The grandparents had a hand in the moulding of this middle aged misfit’s way of seeing too. There was a gulf of social standing between the two grandads, but both were fine art fanatics, prepared to share their awe and appreciation of the great masters with the wee people in their lives. That simple act of showing, sharing and explaining has left a legacy, a love of art and design, more valuable to me than Van Gogh’s Sunflowers.

So, you see, run of the mill was not where it was at when I was wee. It’s little wonder then, that I used to feel that I didn’t quite fit in. Still don’t.
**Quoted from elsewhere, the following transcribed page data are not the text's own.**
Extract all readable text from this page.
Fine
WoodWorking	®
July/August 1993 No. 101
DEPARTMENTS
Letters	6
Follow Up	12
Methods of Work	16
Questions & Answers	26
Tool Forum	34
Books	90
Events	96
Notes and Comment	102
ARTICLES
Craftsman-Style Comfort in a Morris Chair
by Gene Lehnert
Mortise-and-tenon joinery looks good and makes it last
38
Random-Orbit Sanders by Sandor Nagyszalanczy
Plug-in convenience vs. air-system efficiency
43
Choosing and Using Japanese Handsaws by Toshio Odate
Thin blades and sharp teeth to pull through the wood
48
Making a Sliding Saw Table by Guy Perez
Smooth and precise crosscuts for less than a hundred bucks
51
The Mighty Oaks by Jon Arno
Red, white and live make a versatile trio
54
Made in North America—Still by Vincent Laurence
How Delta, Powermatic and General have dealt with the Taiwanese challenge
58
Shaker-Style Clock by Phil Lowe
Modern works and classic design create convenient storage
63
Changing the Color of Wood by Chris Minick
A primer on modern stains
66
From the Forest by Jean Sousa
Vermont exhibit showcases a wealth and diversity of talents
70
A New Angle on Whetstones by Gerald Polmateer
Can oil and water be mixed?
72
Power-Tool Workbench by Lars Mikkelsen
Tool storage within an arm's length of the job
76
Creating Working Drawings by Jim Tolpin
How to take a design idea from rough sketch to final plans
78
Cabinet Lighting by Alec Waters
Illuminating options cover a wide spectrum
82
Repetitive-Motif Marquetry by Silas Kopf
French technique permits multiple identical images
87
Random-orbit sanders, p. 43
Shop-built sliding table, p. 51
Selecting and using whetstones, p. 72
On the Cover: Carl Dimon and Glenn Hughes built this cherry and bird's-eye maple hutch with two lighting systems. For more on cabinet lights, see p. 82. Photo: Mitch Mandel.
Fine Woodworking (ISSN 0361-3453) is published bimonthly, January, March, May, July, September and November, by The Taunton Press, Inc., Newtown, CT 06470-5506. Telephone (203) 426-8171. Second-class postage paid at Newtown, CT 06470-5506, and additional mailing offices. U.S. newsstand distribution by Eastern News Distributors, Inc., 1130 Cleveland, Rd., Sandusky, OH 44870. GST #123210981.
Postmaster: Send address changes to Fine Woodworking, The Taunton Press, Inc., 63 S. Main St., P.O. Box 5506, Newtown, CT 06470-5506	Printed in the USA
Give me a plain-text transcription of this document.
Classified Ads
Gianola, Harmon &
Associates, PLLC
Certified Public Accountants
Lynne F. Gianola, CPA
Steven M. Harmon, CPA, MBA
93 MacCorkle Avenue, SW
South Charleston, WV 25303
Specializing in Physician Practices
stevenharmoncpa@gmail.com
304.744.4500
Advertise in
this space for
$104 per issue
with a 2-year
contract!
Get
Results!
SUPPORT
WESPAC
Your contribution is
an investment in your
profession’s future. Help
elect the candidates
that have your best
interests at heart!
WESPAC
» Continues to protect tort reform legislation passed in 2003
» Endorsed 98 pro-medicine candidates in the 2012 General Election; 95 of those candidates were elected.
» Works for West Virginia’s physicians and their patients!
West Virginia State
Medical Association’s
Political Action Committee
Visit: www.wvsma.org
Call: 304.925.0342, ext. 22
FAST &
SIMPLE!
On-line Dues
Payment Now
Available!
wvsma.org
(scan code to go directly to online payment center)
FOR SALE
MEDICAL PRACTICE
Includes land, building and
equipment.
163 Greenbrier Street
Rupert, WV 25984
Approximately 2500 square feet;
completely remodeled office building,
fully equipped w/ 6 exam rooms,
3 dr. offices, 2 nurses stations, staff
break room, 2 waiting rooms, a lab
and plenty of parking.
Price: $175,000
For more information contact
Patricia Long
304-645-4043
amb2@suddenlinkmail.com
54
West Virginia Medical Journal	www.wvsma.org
But hey, I’m not complaining. I like it.

I don’t mean to set myself apart, or speak from some lofty position of self-righteousness or snobbery, hell no. But there’s shedloads to be said for the fine art of misfittery. Swimming at the edge of the mainstream just gives a different perspective, it provides some distance to look on from an alternative vantage point. It gives scope to challenge the accepted view, and successfully stops me from following the flock.

Still, flitting about on the fringes of things can feel uncomfortable and a bit lonely sometimes. So I was bowled over and blown away recently by Viv Albertine’s bloody brilliant book Clothes Clothes Clothes Music Music Music Boys Boys Boys. Whew! I’m so glad there’s at least one other woman of a certain age who’s forged a path well away from the recommended route. I don’t share the same artistic urge as Viv but I do share a compulsion to do it my way. And that’s exactly why I run my small business according to my own misfit code of conduct, far away from FTSE and corporate commercial parameters.

Call me a business black sheep if you like. But d’you know what? Suits me, sir.